Data on broadband penetration from the Pew Internet & American Life Project is not as optimistic as that from Park Associates. Last week, Park Associates said 42% of US households have broadband access. Pew says that 39% of urban and suburban adults (not households) have broadband at home, compared with 24% of rural adults, for a total of 36% of all adults.
"Non-Internet users" accounted for 38% of the rural Americans interviewed and 30% of the suburban/urban adults. In rural areas, 29% connected to the Internet with dialup, compared with 21% of suburban/urban adults.
The report also says that cable and DSL "split" the broadband market share. However, access to broadband is limited in rural areas.
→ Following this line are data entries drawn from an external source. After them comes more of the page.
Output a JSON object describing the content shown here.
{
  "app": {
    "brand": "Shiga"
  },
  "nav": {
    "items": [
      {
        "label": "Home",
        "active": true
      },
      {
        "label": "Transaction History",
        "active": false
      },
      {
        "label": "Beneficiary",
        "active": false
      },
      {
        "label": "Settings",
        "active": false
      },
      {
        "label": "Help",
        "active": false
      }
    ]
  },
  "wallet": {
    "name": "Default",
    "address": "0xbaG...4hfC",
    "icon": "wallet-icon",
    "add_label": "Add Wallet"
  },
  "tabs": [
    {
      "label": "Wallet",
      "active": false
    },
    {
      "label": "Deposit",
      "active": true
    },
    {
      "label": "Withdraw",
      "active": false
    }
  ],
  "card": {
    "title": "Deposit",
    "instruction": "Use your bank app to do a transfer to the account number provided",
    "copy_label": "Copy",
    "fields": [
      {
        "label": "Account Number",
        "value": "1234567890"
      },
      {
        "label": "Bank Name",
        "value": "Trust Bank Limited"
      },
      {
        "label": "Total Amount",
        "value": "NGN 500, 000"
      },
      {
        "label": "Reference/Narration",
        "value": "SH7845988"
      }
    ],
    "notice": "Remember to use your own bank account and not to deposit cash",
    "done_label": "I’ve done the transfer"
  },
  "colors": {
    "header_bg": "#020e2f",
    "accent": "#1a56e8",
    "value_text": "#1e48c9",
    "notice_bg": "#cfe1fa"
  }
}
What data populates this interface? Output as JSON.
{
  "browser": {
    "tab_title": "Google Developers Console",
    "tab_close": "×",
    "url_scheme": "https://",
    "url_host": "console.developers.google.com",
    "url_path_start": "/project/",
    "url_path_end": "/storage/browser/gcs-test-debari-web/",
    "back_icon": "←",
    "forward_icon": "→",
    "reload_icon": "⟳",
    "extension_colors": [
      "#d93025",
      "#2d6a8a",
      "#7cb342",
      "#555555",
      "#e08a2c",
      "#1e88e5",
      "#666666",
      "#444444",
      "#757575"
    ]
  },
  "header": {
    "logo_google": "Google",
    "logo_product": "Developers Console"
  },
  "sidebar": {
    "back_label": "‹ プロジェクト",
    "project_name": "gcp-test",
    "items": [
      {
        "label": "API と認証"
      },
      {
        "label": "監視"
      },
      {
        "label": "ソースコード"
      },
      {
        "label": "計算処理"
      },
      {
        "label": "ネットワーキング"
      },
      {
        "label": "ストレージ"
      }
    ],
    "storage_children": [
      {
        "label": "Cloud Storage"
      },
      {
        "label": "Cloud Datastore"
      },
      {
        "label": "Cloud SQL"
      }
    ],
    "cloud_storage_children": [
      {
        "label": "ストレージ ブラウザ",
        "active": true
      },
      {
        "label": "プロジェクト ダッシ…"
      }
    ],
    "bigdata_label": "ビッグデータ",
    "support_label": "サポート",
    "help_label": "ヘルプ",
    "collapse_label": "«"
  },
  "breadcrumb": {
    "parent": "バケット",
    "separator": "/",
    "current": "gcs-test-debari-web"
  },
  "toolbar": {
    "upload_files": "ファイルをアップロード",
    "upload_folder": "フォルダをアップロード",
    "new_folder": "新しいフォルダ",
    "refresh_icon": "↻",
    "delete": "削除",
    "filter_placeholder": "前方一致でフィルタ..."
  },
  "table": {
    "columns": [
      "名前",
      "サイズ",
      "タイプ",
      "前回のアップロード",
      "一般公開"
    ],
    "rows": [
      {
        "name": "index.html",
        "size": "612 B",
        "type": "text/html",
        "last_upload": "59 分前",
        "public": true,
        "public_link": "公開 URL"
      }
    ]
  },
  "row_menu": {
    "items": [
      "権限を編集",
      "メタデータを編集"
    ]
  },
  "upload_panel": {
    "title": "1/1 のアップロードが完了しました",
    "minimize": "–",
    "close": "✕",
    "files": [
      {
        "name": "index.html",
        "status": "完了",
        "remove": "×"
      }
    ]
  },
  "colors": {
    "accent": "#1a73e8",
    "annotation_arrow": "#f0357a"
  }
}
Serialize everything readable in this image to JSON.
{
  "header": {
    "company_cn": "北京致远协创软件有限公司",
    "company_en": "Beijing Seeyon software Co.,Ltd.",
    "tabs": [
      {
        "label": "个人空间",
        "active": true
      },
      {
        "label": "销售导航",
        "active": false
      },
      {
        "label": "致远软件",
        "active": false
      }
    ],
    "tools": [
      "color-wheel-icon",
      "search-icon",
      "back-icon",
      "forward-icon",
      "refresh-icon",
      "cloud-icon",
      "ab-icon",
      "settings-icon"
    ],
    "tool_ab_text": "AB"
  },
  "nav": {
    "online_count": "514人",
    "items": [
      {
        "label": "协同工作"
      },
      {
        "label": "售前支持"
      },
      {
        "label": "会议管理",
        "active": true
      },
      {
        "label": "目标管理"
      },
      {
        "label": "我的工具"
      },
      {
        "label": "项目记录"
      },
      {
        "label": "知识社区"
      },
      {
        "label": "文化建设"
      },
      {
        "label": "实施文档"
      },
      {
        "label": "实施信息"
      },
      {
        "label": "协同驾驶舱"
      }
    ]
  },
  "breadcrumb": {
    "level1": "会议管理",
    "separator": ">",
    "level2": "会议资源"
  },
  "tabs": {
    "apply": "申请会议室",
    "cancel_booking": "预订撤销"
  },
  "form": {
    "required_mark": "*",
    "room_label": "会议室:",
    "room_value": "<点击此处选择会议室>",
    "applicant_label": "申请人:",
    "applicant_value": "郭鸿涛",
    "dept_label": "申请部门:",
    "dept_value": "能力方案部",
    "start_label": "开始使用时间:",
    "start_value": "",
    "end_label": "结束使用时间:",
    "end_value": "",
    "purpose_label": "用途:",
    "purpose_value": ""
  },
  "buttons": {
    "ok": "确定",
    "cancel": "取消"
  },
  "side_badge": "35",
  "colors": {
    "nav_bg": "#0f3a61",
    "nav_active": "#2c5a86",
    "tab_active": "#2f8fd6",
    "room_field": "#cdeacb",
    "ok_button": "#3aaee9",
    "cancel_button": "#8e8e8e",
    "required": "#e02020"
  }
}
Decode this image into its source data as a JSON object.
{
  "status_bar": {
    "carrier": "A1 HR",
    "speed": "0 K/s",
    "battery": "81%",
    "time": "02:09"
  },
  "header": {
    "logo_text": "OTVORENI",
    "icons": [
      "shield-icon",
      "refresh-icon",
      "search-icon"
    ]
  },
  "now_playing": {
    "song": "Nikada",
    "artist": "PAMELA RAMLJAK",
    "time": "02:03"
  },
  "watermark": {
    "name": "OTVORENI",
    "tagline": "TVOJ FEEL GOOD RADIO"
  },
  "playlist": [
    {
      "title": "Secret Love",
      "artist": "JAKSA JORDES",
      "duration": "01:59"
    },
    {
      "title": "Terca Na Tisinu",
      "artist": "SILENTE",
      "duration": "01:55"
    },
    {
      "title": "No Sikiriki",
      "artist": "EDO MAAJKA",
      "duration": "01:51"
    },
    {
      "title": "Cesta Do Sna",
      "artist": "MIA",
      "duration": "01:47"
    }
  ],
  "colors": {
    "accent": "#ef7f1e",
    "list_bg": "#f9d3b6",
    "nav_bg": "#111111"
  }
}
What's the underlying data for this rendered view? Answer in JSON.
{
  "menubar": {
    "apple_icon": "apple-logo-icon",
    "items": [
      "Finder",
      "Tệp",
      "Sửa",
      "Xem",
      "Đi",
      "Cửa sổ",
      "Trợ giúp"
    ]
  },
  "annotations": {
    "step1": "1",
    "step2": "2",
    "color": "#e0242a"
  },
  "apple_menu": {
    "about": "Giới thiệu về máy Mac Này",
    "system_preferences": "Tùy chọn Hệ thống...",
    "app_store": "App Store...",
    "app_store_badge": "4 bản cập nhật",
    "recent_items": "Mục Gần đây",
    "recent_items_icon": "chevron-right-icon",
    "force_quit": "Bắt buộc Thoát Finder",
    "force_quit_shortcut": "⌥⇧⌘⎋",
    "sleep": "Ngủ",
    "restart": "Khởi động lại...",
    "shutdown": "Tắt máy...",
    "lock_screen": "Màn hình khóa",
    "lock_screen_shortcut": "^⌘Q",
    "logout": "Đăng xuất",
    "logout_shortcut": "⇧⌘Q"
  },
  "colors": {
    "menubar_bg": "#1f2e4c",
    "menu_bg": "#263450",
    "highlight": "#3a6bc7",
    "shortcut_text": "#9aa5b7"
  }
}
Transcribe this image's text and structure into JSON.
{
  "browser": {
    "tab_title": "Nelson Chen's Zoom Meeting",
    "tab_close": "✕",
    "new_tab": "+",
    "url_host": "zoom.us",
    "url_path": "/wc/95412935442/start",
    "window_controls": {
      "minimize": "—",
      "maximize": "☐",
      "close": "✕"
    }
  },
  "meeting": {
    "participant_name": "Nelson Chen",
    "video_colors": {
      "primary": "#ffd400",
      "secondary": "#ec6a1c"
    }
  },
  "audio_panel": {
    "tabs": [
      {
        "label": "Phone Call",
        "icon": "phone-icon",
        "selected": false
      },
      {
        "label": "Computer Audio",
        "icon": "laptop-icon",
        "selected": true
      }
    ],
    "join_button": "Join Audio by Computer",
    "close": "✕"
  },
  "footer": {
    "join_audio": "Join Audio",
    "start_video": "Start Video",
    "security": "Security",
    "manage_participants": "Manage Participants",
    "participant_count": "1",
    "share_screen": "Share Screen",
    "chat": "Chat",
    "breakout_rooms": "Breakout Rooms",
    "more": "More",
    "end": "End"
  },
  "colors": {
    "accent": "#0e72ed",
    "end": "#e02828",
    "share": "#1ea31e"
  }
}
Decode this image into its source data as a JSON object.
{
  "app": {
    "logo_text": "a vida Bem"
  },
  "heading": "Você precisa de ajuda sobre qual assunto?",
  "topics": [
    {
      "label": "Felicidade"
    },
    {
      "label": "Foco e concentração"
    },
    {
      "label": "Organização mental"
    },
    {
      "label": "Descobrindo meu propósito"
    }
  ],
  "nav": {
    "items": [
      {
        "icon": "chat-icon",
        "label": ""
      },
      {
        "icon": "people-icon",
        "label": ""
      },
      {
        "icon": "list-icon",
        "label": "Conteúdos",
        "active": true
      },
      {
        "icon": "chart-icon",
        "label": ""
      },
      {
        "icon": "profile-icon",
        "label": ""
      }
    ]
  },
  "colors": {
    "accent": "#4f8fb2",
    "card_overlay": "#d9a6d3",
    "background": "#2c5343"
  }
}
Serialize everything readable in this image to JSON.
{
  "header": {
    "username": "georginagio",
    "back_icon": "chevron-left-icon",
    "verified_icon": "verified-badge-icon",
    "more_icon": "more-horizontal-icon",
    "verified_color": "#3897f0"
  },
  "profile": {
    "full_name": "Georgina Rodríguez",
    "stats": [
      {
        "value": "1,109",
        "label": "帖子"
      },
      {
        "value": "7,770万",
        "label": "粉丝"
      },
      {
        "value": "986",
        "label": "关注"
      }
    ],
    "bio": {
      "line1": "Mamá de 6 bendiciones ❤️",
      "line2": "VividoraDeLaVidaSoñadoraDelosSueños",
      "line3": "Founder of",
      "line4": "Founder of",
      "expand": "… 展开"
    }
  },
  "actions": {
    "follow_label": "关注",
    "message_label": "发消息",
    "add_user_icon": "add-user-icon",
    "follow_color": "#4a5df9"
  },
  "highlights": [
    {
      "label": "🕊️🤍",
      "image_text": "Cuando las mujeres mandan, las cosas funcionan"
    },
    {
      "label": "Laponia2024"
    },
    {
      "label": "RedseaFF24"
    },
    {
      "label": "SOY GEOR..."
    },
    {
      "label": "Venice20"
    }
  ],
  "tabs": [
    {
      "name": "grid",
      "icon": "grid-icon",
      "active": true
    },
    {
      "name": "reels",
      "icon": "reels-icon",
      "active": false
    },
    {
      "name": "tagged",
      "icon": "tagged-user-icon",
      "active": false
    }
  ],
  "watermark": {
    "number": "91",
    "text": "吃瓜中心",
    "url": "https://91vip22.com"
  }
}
However, the difference between rural and urban/suburban areas is not as great in the workplace as it is in the home.
Rural Internet users are less likely to make a reservation, bank online, peruse online classified ads or read a blog than their non-rural counterparts. However, rural adults are more likely to take an online class for credit.
Methodology: "[R]espondents are categorized as ‘rural’ if they reside
in a non-metropolitan statistical area (MSA) county. Respondents are
categorized as ‘suburban’ if they reside in any portion
of an MSA county that is not in a central city. Respondents are
categorized as ‘urban’ if
they reside within a central city of an MSA."